First is the new book Reconnecting Disadvantaged Young Men, by Harry Holtzer, Peter Edelman and the late Paul Offner, which suggests that the progressive social improvements of the past decade benefited disadvantaged young women but did little to improve the plight of young men, particularly low-income African-Americans. They recommend increasing investments in education, training and employment opportunities, improving incentives for low-skilled young workers to enter and stay in the labor market, and rectifying economic barriers and disincentives faced by such groups as ex-offenders and noncustodial fathers.
Second is the much-debated critique of this and other studies offered by Orlando Patterson, a Harvard sociology professor, in The New York Times in March. Patterson questions the utility of looking at socioeconomic factors rather than culture, and asks why young African-American men do so poorly in school, father so many children they cannot support and turn to crime and drugs so easily in the face of unemployment. He urges social scientists to stop eschewing cultural explanations for “black male self-destructiveness” and to look at the “cool-pose culture” that provides immediate gratification for dead-end behaviors.
Third are news reports about the orderly school walkouts to protest proposed federal immigration laws that would curb illegal immigration. The Los Angeles Times reported that one day in March, more than 2,000 Los Angeles County high school students left school to protest in the streets. Just five days later, the newspaper reported that the number of students across Southern California walking out in protest of the proposed laws had mushroomed to nearly 30,000.
Last is a pile of articles covering the massive youth protests in France against the new labor law that lets employers dismiss workers under 26 without cause within two years of their employment. This threatens the guaranteed job security system that some argue has led to youth unemployment rates as high as 23 percent. Hundreds of thousands of students and workers have brought many public functions, such as transportation, to a halt.
The protesters are from all backgrounds.
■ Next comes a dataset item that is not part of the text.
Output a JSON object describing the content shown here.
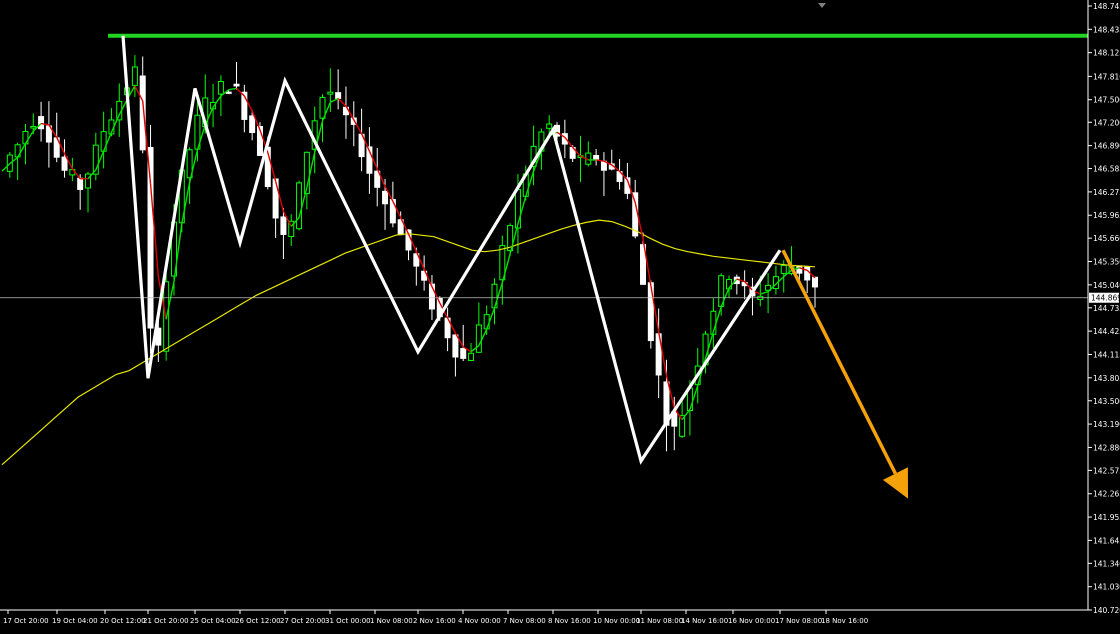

But there are class and racial tensions between the peaceful high school and college protestors and the increasingly disorderly low-income youth. The latter are not only causing outbreaks in the housing projects, but are moving into the cities, showing disdain for the law and the more affluent protestors.
Why aren’t African-American males walking out of schools in protest of laws that take away their freedom more subtly, but just as surely as the proposed immigration bills would affect illegal immigrants? (For example: zero-tolerance policies that lead to disproportionate expulsions of African-Americans from school.) Why aren’t they rallying against employment policies that not only don’t guarantee job security, but don’t guarantee jobs? Because they don’t perceive that this country cares.
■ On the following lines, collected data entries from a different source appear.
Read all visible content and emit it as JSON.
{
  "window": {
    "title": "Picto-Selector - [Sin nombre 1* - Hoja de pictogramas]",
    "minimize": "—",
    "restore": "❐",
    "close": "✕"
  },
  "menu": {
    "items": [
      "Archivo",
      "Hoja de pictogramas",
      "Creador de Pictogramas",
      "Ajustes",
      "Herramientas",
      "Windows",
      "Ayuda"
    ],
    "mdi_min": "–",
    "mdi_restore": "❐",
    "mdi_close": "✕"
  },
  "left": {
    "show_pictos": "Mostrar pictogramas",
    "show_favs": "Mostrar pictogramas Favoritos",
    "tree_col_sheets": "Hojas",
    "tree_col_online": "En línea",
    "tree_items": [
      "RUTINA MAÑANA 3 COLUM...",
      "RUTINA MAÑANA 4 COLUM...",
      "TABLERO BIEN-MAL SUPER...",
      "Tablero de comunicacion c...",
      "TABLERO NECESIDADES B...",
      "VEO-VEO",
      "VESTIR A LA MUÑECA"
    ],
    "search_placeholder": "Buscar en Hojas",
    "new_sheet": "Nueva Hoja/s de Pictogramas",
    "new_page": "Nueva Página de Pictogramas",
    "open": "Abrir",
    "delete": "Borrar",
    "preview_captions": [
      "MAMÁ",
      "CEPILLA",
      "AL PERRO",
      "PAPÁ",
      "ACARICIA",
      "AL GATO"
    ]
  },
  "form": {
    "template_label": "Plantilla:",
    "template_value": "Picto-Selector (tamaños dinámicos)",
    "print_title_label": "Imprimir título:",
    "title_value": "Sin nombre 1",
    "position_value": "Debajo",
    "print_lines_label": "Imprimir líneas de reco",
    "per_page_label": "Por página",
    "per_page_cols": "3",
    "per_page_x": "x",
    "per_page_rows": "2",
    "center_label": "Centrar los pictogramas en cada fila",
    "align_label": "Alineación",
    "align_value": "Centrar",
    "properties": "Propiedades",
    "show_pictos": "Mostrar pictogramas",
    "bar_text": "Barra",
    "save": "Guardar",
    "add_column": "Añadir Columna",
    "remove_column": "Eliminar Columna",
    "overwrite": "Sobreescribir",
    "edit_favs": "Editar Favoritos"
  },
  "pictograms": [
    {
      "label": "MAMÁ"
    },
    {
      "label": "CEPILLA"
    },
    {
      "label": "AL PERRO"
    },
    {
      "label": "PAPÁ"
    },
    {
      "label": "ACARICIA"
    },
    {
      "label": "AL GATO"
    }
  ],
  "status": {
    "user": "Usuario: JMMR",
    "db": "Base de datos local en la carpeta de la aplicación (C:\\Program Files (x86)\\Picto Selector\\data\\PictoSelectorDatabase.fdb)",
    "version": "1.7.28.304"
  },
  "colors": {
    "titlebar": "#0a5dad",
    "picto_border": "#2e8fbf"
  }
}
Many, however, have internalized the problem. Many a young black male wages an internal war against himself: mortgaging the future he does not believe he has for a present he knows is not ideal, but is real. Patterson suggests that these young men place too much emphasis on the present. But as Holtzer, Edelman and Offner note, the present is all they can be sure of, unless society makes different investments for them.
The youth in France have been protesting the withdrawal of a certainty – job security. The affluent youth protested peacefully, confident that they would be heard, clear about what they have to lose. The lower-class youth have been angry, turning on their own communities, understanding that they have that same right to job security, but that it is too often not available to them.
Student leaders have been reluctant to criticize the youth from poor communities, suggesting in The Washington Post that these young people have been “excluded from the system” and have “no other means to express themselves.”
Race, class and culture have converged in the United States to create a climate in which many young black men perceive that their only option is to try not to care and to look cool doing it. The problem is not that these young people are disconnected.
The problem is that they were never connected and never explicitly promised assistance. Given this painful reality, what other choice is there than to pretend that being left out doesn’t matter?
Programs like the ones described in Reconnecting can help create stepping stones toward the future. But as the authors acknowledge, programs are not enough. The “cool walls” won’t go down until there are cadres of steady, caring people who are willing to connect the stepping stones to make solid pathways out of poverty and into productivity, and scores of public leaders who have their backs, whatever the cost.
The presenting problem may be youth culture, but the solution is adult commitment: steady public commitment, not to just help a few young black men “beat the odds,” but to change the odds for all of them.